Masterarbeit

Chemical precursors for radiopharmaceuticals – regular active pharmaceutical ingredients or do they require special considerations ***

Sandra Hofmann (2025)

Summary 

Language: English

Radiopharmaceuticals are a niche segment of the pharmaceutical industry with increasing sales. In comparison to conventional pharmaceuticals there are main differences in the production process by combining the chemical precursor and the radionuclide in a radiolabelling reaction. The production is being done immediately before use, this is caused by the short half-life of the used radioisotopes. The production is either done with a ready to use kit eg. 99mTechnetium radiopharmaceuticals or via synthesis modules. The module synthesis is very common with fluorinated radiopharmaceuticals. Both preparation methods are batch-synthesis. Usual batch sizes reach from 1 to about 30 patients. Caused by this small batch size the handling and quality control differs from conventional pharmaceutical production, which should be reflected in the legal requirements and required specifications for radiopharmaceuticals. Like other medicinal products, radiopharmaceuticals need a marketing authorization according to article 6 of Directive 2001/83/EC before placing on the market. However, when considering further regulation governing radiopharmaceuticals, it becomes challenging. 

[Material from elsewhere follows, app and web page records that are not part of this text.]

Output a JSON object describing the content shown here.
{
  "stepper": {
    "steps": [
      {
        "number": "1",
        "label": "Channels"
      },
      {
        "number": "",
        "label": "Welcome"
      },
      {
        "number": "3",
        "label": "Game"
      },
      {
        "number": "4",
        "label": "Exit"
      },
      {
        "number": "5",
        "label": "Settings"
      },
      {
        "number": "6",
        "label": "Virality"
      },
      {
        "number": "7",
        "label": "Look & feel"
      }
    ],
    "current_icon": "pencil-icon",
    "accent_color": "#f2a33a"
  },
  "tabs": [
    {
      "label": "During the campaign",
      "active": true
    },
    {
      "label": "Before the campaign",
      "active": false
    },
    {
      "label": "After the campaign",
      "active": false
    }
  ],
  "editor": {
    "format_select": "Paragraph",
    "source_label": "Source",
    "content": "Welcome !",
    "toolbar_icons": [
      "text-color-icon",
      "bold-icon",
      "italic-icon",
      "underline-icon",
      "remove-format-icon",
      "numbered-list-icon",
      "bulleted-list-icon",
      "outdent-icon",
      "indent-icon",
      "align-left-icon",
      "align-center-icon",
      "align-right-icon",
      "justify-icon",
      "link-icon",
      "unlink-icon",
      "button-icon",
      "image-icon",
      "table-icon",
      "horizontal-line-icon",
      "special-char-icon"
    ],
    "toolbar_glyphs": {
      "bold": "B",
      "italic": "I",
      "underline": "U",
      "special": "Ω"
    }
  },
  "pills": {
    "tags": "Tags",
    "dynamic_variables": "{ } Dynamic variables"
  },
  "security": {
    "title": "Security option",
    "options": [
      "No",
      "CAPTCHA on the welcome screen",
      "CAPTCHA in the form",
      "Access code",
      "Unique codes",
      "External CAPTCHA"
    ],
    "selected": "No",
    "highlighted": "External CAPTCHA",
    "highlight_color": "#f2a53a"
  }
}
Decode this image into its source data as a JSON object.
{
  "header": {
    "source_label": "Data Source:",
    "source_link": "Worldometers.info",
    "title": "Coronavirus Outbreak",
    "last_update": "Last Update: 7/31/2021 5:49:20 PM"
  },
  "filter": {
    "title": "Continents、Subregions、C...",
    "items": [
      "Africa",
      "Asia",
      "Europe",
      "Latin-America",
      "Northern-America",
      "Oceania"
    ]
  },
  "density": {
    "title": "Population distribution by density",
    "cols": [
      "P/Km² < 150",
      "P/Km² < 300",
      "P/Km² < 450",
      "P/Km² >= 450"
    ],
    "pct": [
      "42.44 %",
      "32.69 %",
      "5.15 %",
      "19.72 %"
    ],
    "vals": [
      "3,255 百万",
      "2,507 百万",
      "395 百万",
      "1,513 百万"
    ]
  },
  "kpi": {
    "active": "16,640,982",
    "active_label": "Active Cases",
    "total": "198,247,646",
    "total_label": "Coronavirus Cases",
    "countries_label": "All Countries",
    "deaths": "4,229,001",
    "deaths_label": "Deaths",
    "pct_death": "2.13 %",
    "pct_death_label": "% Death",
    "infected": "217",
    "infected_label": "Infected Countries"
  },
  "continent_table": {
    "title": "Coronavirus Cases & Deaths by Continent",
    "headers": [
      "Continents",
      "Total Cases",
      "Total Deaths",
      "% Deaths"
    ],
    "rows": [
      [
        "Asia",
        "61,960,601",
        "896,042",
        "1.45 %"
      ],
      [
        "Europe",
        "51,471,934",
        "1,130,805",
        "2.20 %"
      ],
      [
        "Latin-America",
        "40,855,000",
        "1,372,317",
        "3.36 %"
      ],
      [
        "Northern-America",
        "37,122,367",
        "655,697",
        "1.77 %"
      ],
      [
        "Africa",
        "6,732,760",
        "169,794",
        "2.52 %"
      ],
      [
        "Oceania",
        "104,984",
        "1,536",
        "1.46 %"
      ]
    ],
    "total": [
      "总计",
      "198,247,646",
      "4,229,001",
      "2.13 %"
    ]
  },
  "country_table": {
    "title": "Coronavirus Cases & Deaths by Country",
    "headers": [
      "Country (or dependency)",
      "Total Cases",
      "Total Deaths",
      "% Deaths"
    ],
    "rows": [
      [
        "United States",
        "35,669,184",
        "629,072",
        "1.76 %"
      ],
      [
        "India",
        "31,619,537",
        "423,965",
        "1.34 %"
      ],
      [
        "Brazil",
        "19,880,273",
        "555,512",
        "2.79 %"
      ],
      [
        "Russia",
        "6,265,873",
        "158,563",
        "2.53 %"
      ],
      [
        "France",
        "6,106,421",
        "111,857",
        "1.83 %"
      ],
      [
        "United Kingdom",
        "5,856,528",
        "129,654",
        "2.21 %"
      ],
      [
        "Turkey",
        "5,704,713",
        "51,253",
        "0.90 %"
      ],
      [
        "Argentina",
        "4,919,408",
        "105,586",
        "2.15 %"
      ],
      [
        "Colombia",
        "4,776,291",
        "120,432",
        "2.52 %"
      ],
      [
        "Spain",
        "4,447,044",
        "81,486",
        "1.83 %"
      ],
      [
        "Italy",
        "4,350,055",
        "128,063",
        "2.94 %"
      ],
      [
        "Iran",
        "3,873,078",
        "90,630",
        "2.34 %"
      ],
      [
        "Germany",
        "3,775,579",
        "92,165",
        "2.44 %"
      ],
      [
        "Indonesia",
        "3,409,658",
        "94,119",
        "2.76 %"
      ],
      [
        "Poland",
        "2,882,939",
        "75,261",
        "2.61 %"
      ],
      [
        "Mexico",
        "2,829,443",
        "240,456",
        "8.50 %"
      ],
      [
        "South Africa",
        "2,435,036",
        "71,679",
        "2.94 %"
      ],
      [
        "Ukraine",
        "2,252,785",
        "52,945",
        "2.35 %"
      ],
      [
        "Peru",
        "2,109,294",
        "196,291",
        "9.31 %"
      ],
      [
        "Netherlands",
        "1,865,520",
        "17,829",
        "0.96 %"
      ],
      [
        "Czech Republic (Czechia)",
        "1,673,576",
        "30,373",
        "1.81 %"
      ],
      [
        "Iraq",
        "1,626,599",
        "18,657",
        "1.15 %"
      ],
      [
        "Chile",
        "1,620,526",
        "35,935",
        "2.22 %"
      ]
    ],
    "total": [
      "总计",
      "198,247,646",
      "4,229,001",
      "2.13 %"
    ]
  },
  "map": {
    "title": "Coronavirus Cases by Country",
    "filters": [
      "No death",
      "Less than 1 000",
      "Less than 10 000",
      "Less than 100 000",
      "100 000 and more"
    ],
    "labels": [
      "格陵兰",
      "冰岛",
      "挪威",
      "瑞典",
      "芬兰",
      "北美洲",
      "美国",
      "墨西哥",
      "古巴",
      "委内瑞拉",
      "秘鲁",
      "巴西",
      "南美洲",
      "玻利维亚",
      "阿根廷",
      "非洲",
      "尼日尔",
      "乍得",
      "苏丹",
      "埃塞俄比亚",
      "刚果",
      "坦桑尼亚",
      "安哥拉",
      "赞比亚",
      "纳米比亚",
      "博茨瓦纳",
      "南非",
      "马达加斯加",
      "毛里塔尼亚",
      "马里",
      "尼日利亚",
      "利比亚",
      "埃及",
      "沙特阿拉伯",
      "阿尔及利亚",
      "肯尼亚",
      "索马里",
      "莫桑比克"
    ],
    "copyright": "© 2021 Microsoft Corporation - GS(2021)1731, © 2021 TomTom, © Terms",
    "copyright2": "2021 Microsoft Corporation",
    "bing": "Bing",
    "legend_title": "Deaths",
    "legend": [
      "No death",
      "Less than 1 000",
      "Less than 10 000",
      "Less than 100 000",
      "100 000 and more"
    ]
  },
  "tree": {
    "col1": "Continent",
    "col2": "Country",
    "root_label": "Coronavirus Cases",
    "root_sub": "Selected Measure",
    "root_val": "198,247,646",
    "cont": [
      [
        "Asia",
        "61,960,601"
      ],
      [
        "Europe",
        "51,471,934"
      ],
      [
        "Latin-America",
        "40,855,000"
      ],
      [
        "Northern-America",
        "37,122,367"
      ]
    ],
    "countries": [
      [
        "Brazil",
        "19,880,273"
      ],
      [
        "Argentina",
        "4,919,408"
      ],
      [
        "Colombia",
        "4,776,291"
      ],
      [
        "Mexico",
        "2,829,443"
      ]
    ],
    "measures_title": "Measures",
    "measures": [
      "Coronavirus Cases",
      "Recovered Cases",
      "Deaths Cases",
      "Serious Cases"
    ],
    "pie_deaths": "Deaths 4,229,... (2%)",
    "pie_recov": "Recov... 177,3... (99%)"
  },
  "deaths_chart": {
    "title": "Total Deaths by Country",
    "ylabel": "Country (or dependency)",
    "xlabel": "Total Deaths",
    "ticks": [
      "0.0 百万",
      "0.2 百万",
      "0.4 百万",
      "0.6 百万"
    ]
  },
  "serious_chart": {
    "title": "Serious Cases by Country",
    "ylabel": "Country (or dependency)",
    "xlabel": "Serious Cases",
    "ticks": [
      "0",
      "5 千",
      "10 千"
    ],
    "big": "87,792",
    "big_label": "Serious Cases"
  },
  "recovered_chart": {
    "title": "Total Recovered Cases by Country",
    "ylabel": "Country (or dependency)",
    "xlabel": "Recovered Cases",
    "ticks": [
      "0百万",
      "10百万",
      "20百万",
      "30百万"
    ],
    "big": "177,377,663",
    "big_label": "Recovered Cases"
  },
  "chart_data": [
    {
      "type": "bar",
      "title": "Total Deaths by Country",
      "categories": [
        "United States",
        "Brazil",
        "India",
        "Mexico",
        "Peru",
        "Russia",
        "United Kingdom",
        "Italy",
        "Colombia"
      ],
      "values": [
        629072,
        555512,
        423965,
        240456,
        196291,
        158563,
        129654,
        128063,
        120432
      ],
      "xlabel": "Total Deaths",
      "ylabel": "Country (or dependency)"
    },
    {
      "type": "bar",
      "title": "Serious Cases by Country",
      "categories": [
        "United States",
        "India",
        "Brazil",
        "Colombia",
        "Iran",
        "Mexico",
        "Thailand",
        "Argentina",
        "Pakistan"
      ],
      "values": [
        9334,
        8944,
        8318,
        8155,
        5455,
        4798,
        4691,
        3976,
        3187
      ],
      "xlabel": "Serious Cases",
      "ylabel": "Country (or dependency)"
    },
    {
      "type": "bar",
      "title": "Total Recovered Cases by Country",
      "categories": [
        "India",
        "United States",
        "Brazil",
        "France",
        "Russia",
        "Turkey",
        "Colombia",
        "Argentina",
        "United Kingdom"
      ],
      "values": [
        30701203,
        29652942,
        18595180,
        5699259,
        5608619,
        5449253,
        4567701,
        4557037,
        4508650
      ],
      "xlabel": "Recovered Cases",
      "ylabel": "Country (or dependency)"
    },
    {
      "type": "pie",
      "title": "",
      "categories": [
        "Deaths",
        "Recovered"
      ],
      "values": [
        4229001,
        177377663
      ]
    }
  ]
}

Especially, for the term chemical precursor for radiopharmaceutical preparations the European, German, US, and Australian pharmaceutical legislation was searched for a definition. Furthermore, several guidelines, Ph.Eur. and USP were searched for a definition of the term chemical precursor. At the end only the definition in Ph.Eur. 2902 could be found. No definition could be found in German legislation or in the laws of the USA and Australia. Furthermore, the limits specified in Ph.Eur. 2902 were not used for all chemical precursors, as the guideline on radiopharmaceuticals Rev. 1 defines chemical precursors in kits as active substances. In this case the use of Ph.Eur. 2034 caused reducing the limits of any unspecified impurities in the specification of the chemical precursor and this reduces the amount of these impurities from 0.60 µg to 0.15 µg per patient dose. Both limits are far below the TTC of 1.5 µg per day as defined in ICH M7 (R2) (ICH, 2023) and the question about improvement of patient safety occurs. The specification defined in Ph.Eur. 2902 is therefore applicable for all chemical precursors, independent of the further production process of the chemical precursor for radiopharmaceutical preparations.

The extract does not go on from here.